The Millennial Star

Bring Out Yer Dead!

This is a post by Cindy B, wife of Geoff B:

The Terry Schiavo case seems to be forefront in the media as well as in casual political discussion at the moment. Naturally, someone brought the topic up in my class today, and those who cared to comment (mostly some rather obtuse people to whom it would never occur that others might disagree with them) were appalled that the government would interfere. This woman couldn’t possibly enjoy any kind of decent existence as a vegetable, etc, etc. My gut reaction was to verbally thrash them for their ignorance on several points:

1) The description of this woman as a vegetable. Last I checked vegetables don’t move, open their eyes or smile. In fact, the last carrot or squash I examined failed to move at all.

2) Believing that a man who has been living with (and having kids with) another woman for years has any right to decide as a “husband” that it’s time for Terry to die. Also, they rather callously asserted that her parent’s only reason for keeping her alive was an inability to let go of a child who was already essentially “dead.”

3) Thinking it was humane to starve an innocent and helpless woman to death – a slow and mostly painful 10 to 12 day process that involves the shutdown of several internal organs, eventually leading to cardiac arrest.
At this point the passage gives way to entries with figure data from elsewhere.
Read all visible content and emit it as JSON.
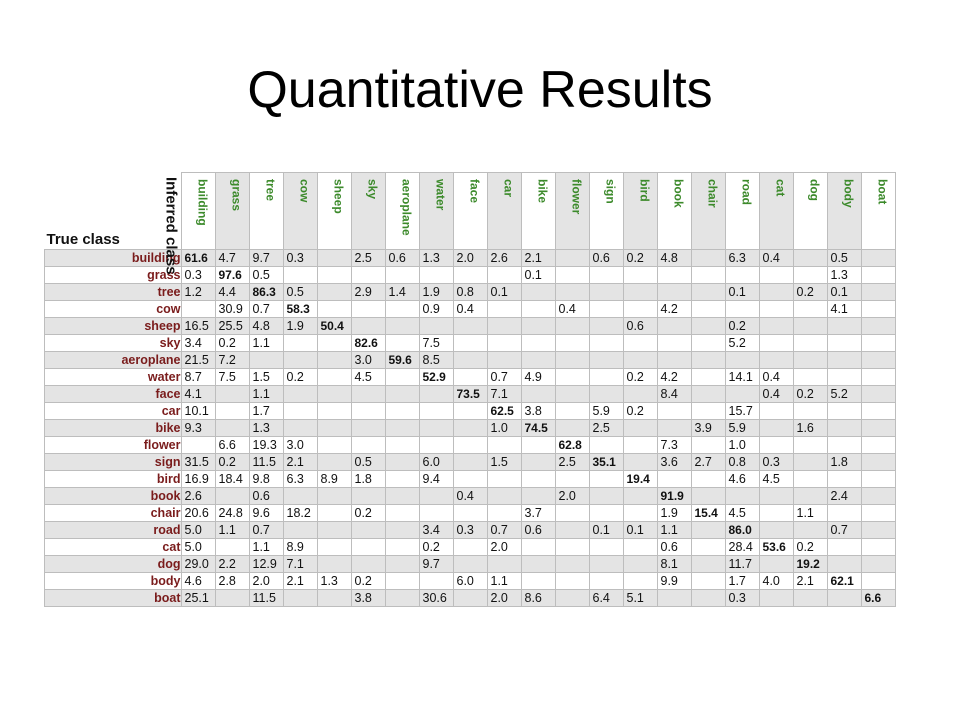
{
  "slide": {
    "title": "Quantitative Results"
  },
  "matrix": {
    "corner_col_label": "Inferred class",
    "corner_row_label": "True class",
    "columns": [
      "building",
      "grass",
      "tree",
      "cow",
      "sheep",
      "sky",
      "aeroplane",
      "water",
      "face",
      "car",
      "bike",
      "flower",
      "sign",
      "bird",
      "book",
      "chair",
      "road",
      "cat",
      "dog",
      "body",
      "boat"
    ],
    "rows": [
      {
        "label": "building",
        "values": [
          "61.6",
          "4.7",
          "9.7",
          "0.3",
          "",
          "2.5",
          "0.6",
          "1.3",
          "2.0",
          "2.6",
          "2.1",
          "",
          "0.6",
          "0.2",
          "4.8",
          "",
          "6.3",
          "0.4",
          "",
          "0.5",
          ""
        ]
      },
      {
        "label": "grass",
        "values": [
          "0.3",
          "97.6",
          "0.5",
          "",
          "",
          "",
          "",
          "",
          "",
          "",
          "0.1",
          "",
          "",
          "",
          "",
          "",
          "",
          "",
          "",
          "1.3",
          ""
        ]
      },
      {
        "label": "tree",
        "values": [
          "1.2",
          "4.4",
          "86.3",
          "0.5",
          "",
          "2.9",
          "1.4",
          "1.9",
          "0.8",
          "0.1",
          "",
          "",
          "",
          "",
          "",
          "",
          "0.1",
          "",
          "0.2",
          "0.1",
          ""
        ]
      },
      {
        "label": "cow",
        "values": [
          "",
          "30.9",
          "0.7",
          "58.3",
          "",
          "",
          "",
          "0.9",
          "0.4",
          "",
          "",
          "0.4",
          "",
          "",
          "4.2",
          "",
          "",
          "",
          "",
          "4.1",
          ""
        ]
      },
      {
        "label": "sheep",
        "values": [
          "16.5",
          "25.5",
          "4.8",
          "1.9",
          "50.4",
          "",
          "",
          "",
          "",
          "",
          "",
          "",
          "",
          "0.6",
          "",
          "",
          "0.2",
          "",
          "",
          "",
          ""
        ]
      },
      {
        "label": "sky",
        "values": [
          "3.4",
          "0.2",
          "1.1",
          "",
          "",
          "82.6",
          "",
          "7.5",
          "",
          "",
          "",
          "",
          "",
          "",
          "",
          "",
          "5.2",
          "",
          "",
          "",
          ""
        ]
      },
      {
        "label": "aeroplane",
        "values": [
          "21.5",
          "7.2",
          "",
          "",
          "",
          "3.0",
          "59.6",
          "8.5",
          "",
          "",
          "",
          "",
          "",
          "",
          "",
          "",
          "",
          "",
          "",
          "",
          ""
        ]
      },
      {
        "label": "water",
        "values": [
          "8.7",
          "7.5",
          "1.5",
          "0.2",
          "",
          "4.5",
          "",
          "52.9",
          "",
          "0.7",
          "4.9",
          "",
          "",
          "0.2",
          "4.2",
          "",
          "14.1",
          "0.4",
          "",
          "",
          ""
        ]
      },
      {
        "label": "face",
        "values": [
          "4.1",
          "",
          "1.1",
          "",
          "",
          "",
          "",
          "",
          "73.5",
          "7.1",
          "",
          "",
          "",
          "",
          "8.4",
          "",
          "",
          "0.4",
          "0.2",
          "5.2",
          ""
        ]
      },
      {
        "label": "car",
        "values": [
          "10.1",
          "",
          "1.7",
          "",
          "",
          "",
          "",
          "",
          "",
          "62.5",
          "3.8",
          "",
          "5.9",
          "0.2",
          "",
          "",
          "15.7",
          "",
          "",
          "",
          ""
        ]
      },
      {
        "label": "bike",
        "values": [
          "9.3",
          "",
          "1.3",
          "",
          "",
          "",
          "",
          "",
          "",
          "1.0",
          "74.5",
          "",
          "2.5",
          "",
          "",
          "3.9",
          "5.9",
          "",
          "1.6",
          "",
          ""
        ]
      },
      {
        "label": "flower",
        "values": [
          "",
          "6.6",
          "19.3",
          "3.0",
          "",
          "",
          "",
          "",
          "",
          "",
          "",
          "62.8",
          "",
          "",
          "7.3",
          "",
          "1.0",
          "",
          "",
          "",
          ""
        ]
      },
      {
        "label": "sign",
        "values": [
          "31.5",
          "0.2",
          "11.5",
          "2.1",
          "",
          "0.5",
          "",
          "6.0",
          "",
          "1.5",
          "",
          "2.5",
          "35.1",
          "",
          "3.6",
          "2.7",
          "0.8",
          "0.3",
          "",
          "1.8",
          ""
        ]
      },
      {
        "label": "bird",
        "values": [
          "16.9",
          "18.4",
          "9.8",
          "6.3",
          "8.9",
          "1.8",
          "",
          "9.4",
          "",
          "",
          "",
          "",
          "",
          "19.4",
          "",
          "",
          "4.6",
          "4.5",
          "",
          "",
          ""
        ]
      },
      {
        "label": "book",
        "values": [
          "2.6",
          "",
          "0.6",
          "",
          "",
          "",
          "",
          "",
          "0.4",
          "",
          "",
          "2.0",
          "",
          "",
          "91.9",
          "",
          "",
          "",
          "",
          "2.4",
          ""
        ]
      },
      {
        "label": "chair",
        "values": [
          "20.6",
          "24.8",
          "9.6",
          "18.2",
          "",
          "0.2",
          "",
          "",
          "",
          "",
          "3.7",
          "",
          "",
          "",
          "1.9",
          "15.4",
          "4.5",
          "",
          "1.1",
          "",
          ""
        ]
      },
      {
        "label": "road",
        "values": [
          "5.0",
          "1.1",
          "0.7",
          "",
          "",
          "",
          "",
          "3.4",
          "0.3",
          "0.7",
          "0.6",
          "",
          "0.1",
          "0.1",
          "1.1",
          "",
          "86.0",
          "",
          "",
          "0.7",
          ""
        ]
      },
      {
        "label": "cat",
        "values": [
          "5.0",
          "",
          "1.1",
          "8.9",
          "",
          "",
          "",
          "0.2",
          "",
          "2.0",
          "",
          "",
          "",
          "",
          "0.6",
          "",
          "28.4",
          "53.6",
          "0.2",
          "",
          ""
        ]
      },
      {
        "label": "dog",
        "values": [
          "29.0",
          "2.2",
          "12.9",
          "7.1",
          "",
          "",
          "",
          "9.7",
          "",
          "",
          "",
          "",
          "",
          "",
          "8.1",
          "",
          "11.7",
          "",
          "19.2",
          "",
          ""
        ]
      },
      {
        "label": "body",
        "values": [
          "4.6",
          "2.8",
          "2.0",
          "2.1",
          "1.3",
          "0.2",
          "",
          "",
          "6.0",
          "1.1",
          "",
          "",
          "",
          "",
          "9.9",
          "",
          "1.7",
          "4.0",
          "2.1",
          "62.1",
          ""
        ]
      },
      {
        "label": "boat",
        "values": [
          "25.1",
          "",
          "11.5",
          "",
          "",
          "3.8",
          "",
          "30.6",
          "",
          "2.0",
          "8.6",
          "",
          "6.4",
          "5.1",
          "",
          "",
          "0.3",
          "",
          "",
          "",
          "6.6"
        ]
      }
    ]
  }
}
We are at least humane enough to give a death row inmate a quick death by lethal injection.

4) The indiscriminate acceptance of the major media’s opinion on this case. Most of the major media agree with Michael Schiavo. It’s dangerous to be so uncritical of anything unanimously accepted by all major media sources.

Wanting to avoid a touchy political argument in an inappropriate setting (a Massage Therapy class), I kept my mouth shut. Then on the way home I listened to talk radio, which was dominated by discussions of Terry Schiavo and the federal government’s involvement. I’m 6 months pregnant at the moment, and I couldn’t help thinking that if this were my child, and he had any kind of life at all – even one void of walking and talking – that I couldn’t simply starve him to death in the belief that I was saving him from a fate worse than death. How can I know he’s living a life worse that death? We have no way of knowing just how much Terry sees and understands. Terry is brain damaged, not brain dead. Perhaps she understands only as much as a tiny infant – perhaps more – but we would never think of withholding food from a tiny infant simply because it can’t verbalize or walk.
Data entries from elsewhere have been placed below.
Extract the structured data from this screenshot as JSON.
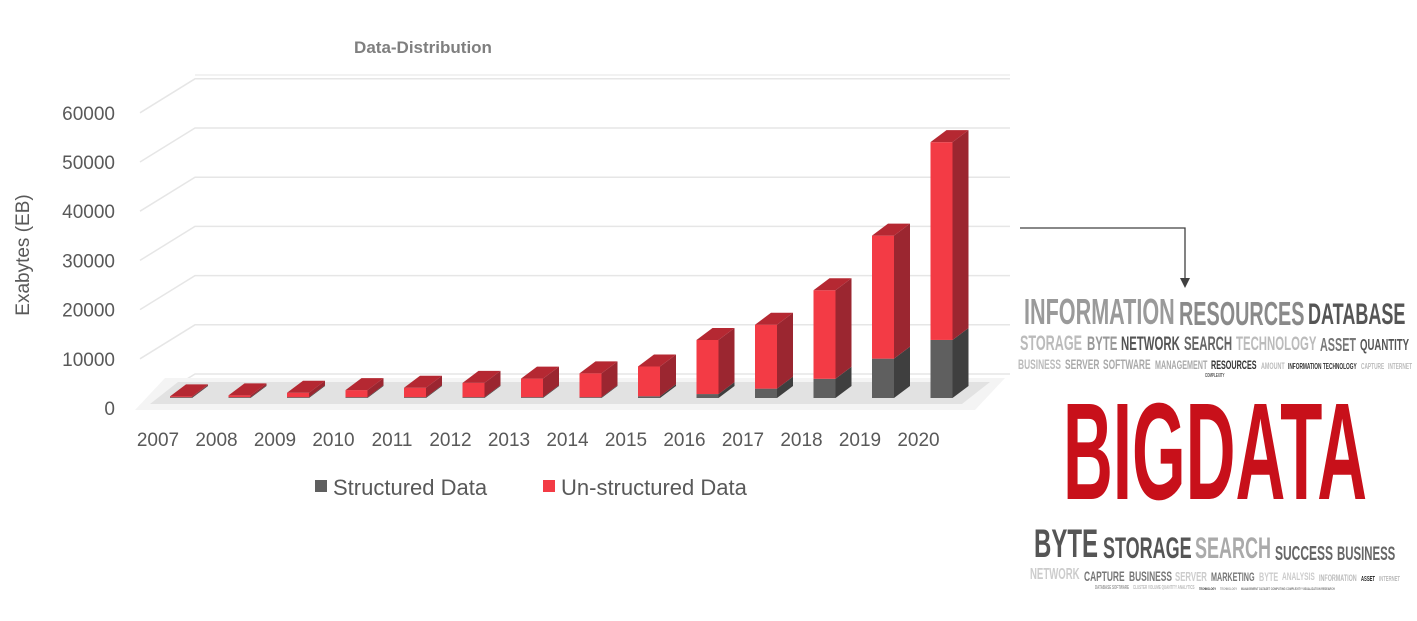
{
  "chart_data": {
    "type": "bar",
    "stacked": true,
    "three_d": true,
    "title": "Data-Distribution",
    "xlabel": "",
    "ylabel": "Exabytes (EB)",
    "ylim": [
      0,
      60000
    ],
    "yticks": [
      "0",
      "10000",
      "20000",
      "30000",
      "40000",
      "50000",
      "60000"
    ],
    "grid": true,
    "legend_position": "bottom",
    "categories": [
      "2007",
      "2008",
      "2009",
      "2010",
      "2011",
      "2012",
      "2013",
      "2014",
      "2015",
      "2016",
      "2017",
      "2018",
      "2019",
      "2020"
    ],
    "series": [
      {
        "name": "Structured Data",
        "color": "#5f5f5f",
        "values": [
          20,
          30,
          50,
          60,
          80,
          100,
          120,
          150,
          350,
          800,
          1900,
          3900,
          8000,
          11800
        ]
      },
      {
        "name": "Un-structured Data",
        "color": "#f33b45",
        "values": [
          180,
          370,
          900,
          1440,
          1920,
          2900,
          3780,
          4850,
          6050,
          11000,
          13000,
          18000,
          25000,
          40200
        ]
      }
    ]
  },
  "word_cloud": {
    "headline": "BIGDATA",
    "headline_color": "#c8101a",
    "words": [
      "DATABASE",
      "INFORMATION",
      "RESOURCES",
      "STORAGE",
      "ASSET",
      "MANAGEMENT",
      "INFORMATION TECHNOLOGY",
      "BUSINESS",
      "QUANTITY",
      "BYTE",
      "NETWORK",
      "SEARCH",
      "TECHNOLOGY",
      "SERVER",
      "RESOURCES",
      "SOFTWARE",
      "AMOUNT",
      "CAPTURE",
      "INTERNET",
      "COMPLEXITY",
      "NETWORK",
      "CAPTURE",
      "STORAGE",
      "SEARCH",
      "BUSINESS",
      "SUCCESS",
      "INFORMATION",
      "BYTE",
      "BUSINESS",
      "ASSET",
      "ANALYSIS",
      "MARKETING",
      "BYTE",
      "SERVER",
      "INTERNET",
      "TECHNOLOGY",
      "DATABASE SOFTWARE",
      "TECHNOLOGY",
      "CLUSTER VOLUME QUANTITY ANALYTICS",
      "MANAGEMENT DATASET COMPUTING COMPLEXITY VISUALIZATION RESEARCH"
    ]
  }
}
Think about this. There are several diseases and disorders that affect a person in a similar manner. Terry is unable to feed herself, but her heart beats and her lungs inhale on their own. A stroke patient, for example, may not be able to speak, and may even suffer dysphagia (the inability to swallow) due to paralysis, but we would never consider withholding food from this person. A child with cerebral palsy may not be able to control his muscles well enough to walk or even swallow, and feeding tubes are used to keep him from becoming malnourished, but if a parent stopped feeding that child, it would be considered murder. Then there is Parkinson’s Disease, Huntington’s Disease, MS, Lou Gehrig’s Disease, Muscular Dystrophy, and several other conditions that may impair movement, verbalization and even the ability to swallow, but we don’t simply pull the plug on these individuals. Even the opponents of keeping Terry alive wouldn’t say that people suffering with these diseases deserve to die in order to save them from incomplete or impaired life experiences. The talk in this case has referred over and over again to the Constitution and whether the government has a right to interfere in Michael Schiavo’s decision. However, let’s go back to an earlier document and take a look at the Declaration of Independence. Have we bothered to ask about Terry Schiavo’s unalienable right to life? Should her husband’s marital rights override her basic right to survival?
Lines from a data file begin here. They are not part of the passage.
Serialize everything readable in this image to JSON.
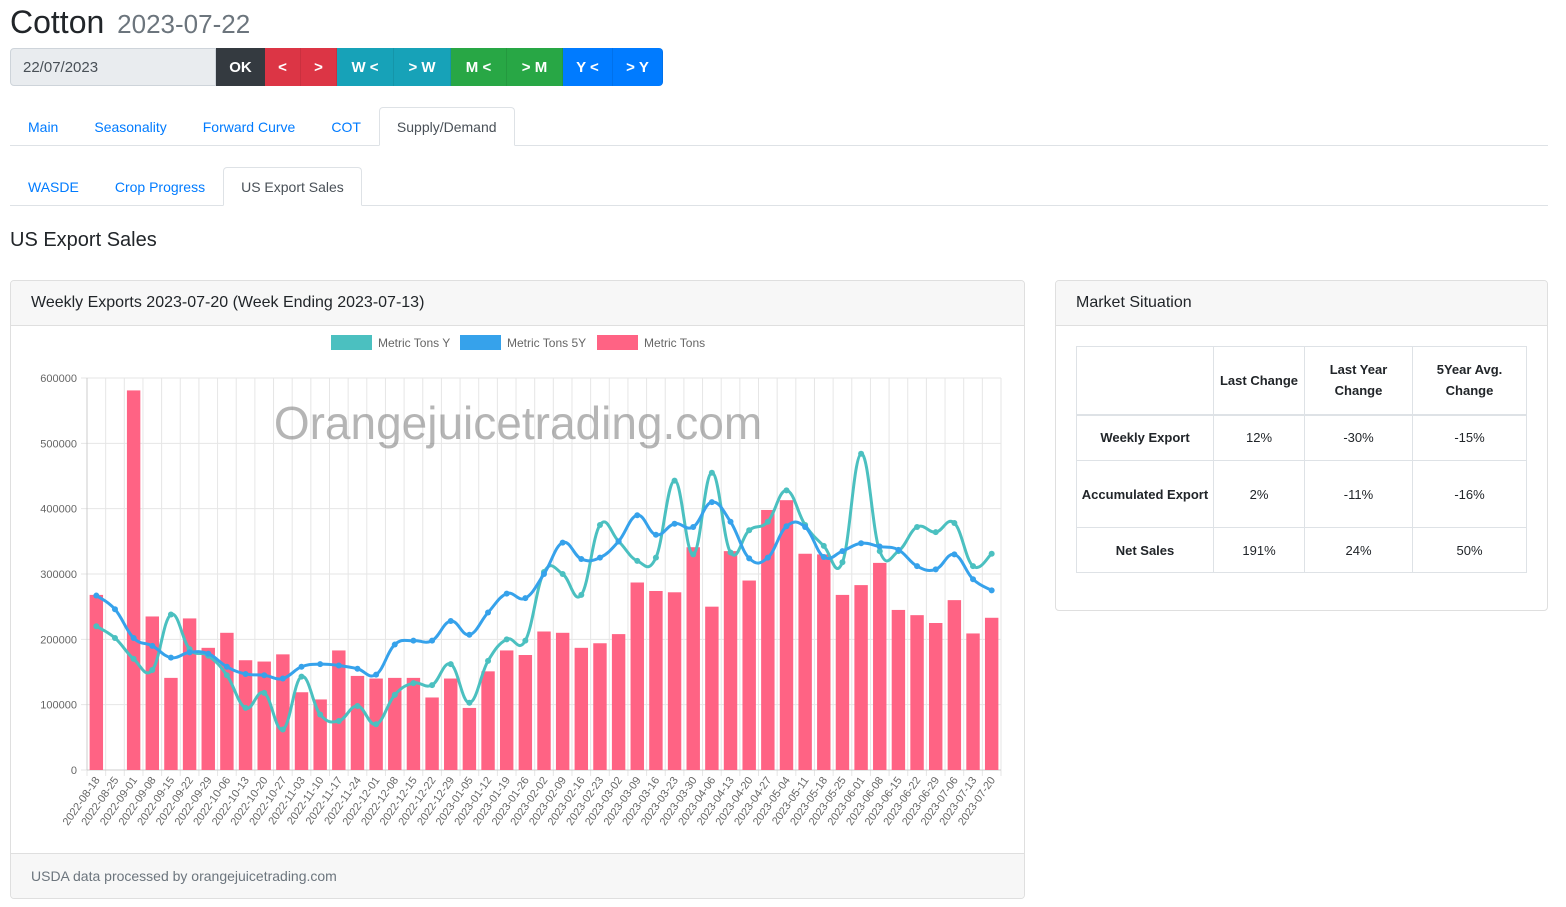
{
  "header": {
    "commodity": "Cotton",
    "date": "2023-07-22"
  },
  "controls": {
    "date_value": "22/07/2023",
    "ok_label": "OK",
    "buttons": [
      "<",
      ">",
      "W <",
      "> W",
      "M <",
      "> M",
      "Y <",
      "> Y"
    ]
  },
  "tabs_main": [
    "Main",
    "Seasonality",
    "Forward Curve",
    "COT",
    "Supply/Demand"
  ],
  "tabs_sub": [
    "WASDE",
    "Crop Progress",
    "US Export Sales"
  ],
  "section_title": "US Export Sales",
  "chart_card": {
    "title": "Weekly Exports 2023-07-20 (Week Ending 2023-07-13)",
    "footer": "USDA data processed by orangejuicetrading.com",
    "watermark": "Orangejuicetrading.com"
  },
  "chart_data": {
    "type": "bar",
    "x": [
      "2022-08-18",
      "2022-08-25",
      "2022-09-01",
      "2022-09-08",
      "2022-09-15",
      "2022-09-22",
      "2022-09-29",
      "2022-10-06",
      "2022-10-13",
      "2022-10-20",
      "2022-10-27",
      "2022-11-03",
      "2022-11-10",
      "2022-11-17",
      "2022-11-24",
      "2022-12-01",
      "2022-12-08",
      "2022-12-15",
      "2022-12-22",
      "2022-12-29",
      "2023-01-05",
      "2023-01-12",
      "2023-01-19",
      "2023-01-26",
      "2023-02-02",
      "2023-02-09",
      "2023-02-16",
      "2023-02-23",
      "2023-03-02",
      "2023-03-09",
      "2023-03-16",
      "2023-03-23",
      "2023-03-30",
      "2023-04-06",
      "2023-04-13",
      "2023-04-20",
      "2023-04-27",
      "2023-05-04",
      "2023-05-11",
      "2023-05-18",
      "2023-05-25",
      "2023-06-01",
      "2023-06-08",
      "2023-06-15",
      "2023-06-22",
      "2023-06-29",
      "2023-07-06",
      "2023-07-13",
      "2023-07-20"
    ],
    "ylim": [
      0,
      600000
    ],
    "yticks": [
      0,
      100000,
      200000,
      300000,
      400000,
      500000,
      600000
    ],
    "legend_position": "top",
    "series": [
      {
        "name": "Metric Tons Y",
        "kind": "line",
        "color": "#4bc0c0",
        "values": [
          220000,
          202000,
          170000,
          153000,
          238000,
          185000,
          175000,
          145000,
          95000,
          118000,
          62000,
          143000,
          85000,
          75000,
          98000,
          70000,
          115000,
          133000,
          130000,
          162000,
          103000,
          167000,
          200000,
          198000,
          303000,
          300000,
          268000,
          375000,
          350000,
          320000,
          325000,
          443000,
          330000,
          455000,
          333000,
          367000,
          380000,
          428000,
          375000,
          343000,
          318000,
          484000,
          335000,
          335000,
          372000,
          364000,
          378000,
          312000,
          331000
        ]
      },
      {
        "name": "Metric Tons 5Y",
        "kind": "line",
        "color": "#36a2eb",
        "values": [
          267000,
          246000,
          202000,
          190000,
          172000,
          180000,
          178000,
          158000,
          147000,
          145000,
          140000,
          158000,
          162000,
          160000,
          155000,
          146000,
          192000,
          198000,
          198000,
          228000,
          207000,
          241000,
          270000,
          263000,
          300000,
          348000,
          323000,
          325000,
          350000,
          390000,
          360000,
          377000,
          372000,
          410000,
          380000,
          324000,
          325000,
          373000,
          372000,
          326000,
          335000,
          347000,
          342000,
          337000,
          312000,
          307000,
          330000,
          292000,
          275000
        ]
      },
      {
        "name": "Metric Tons",
        "kind": "bar",
        "color": "#ff6384",
        "values": [
          268000,
          0,
          581000,
          235000,
          141000,
          232000,
          187000,
          210000,
          168000,
          166000,
          177000,
          119000,
          108000,
          183000,
          144000,
          140000,
          141000,
          141000,
          111000,
          140000,
          95000,
          151000,
          183000,
          176000,
          212000,
          210000,
          187000,
          194000,
          208000,
          287000,
          274000,
          272000,
          341000,
          250000,
          335000,
          290000,
          398000,
          413000,
          331000,
          330000,
          268000,
          283000,
          317000,
          245000,
          237000,
          225000,
          260000,
          209000,
          233000
        ]
      }
    ]
  },
  "market": {
    "title": "Market Situation",
    "columns": [
      "",
      "Last Change",
      "Last Year Change",
      "5Year Avg. Change"
    ],
    "rows": [
      {
        "label": "Weekly Export",
        "values": [
          "12%",
          "-30%",
          "-15%"
        ]
      },
      {
        "label": "Accumulated Export",
        "values": [
          "2%",
          "-11%",
          "-16%"
        ]
      },
      {
        "label": "Net Sales",
        "values": [
          "191%",
          "24%",
          "50%"
        ]
      }
    ]
  }
}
Then it dawned on me that this must be about convenience. We are coming to a point in our society where caring for the disabled and elderly could be viewed as so inconvenient that their lives no longer have any intrinsic value. I truly believe we will be judged as a society by how well we treat the most infirm among us. We must take care with how we approach this woman’s right to live, because it could be a stepping stone to the high road of civilization, or to the low road of barbarism.

I realized something else. It’s rather disturbing actually. This whole scenario reminds me of a rather sick and twisted scene from Monty Python and the Quest for The Holy Grail. Remember the scene where the mortician is going by with the cart yelling “Bring out your dead! Bring out your dead!”? Then a man comes out with his old father thrown over one shoulder and bargains with the mortician to take him away. All the while the old man is yelling out, ” I’m not dead yet!” Eventually, the mortician whacks him over the head and throws him on the back of the cart with the other corpses. The Terry Schiavo argument is eerily like that — only it’s not funny.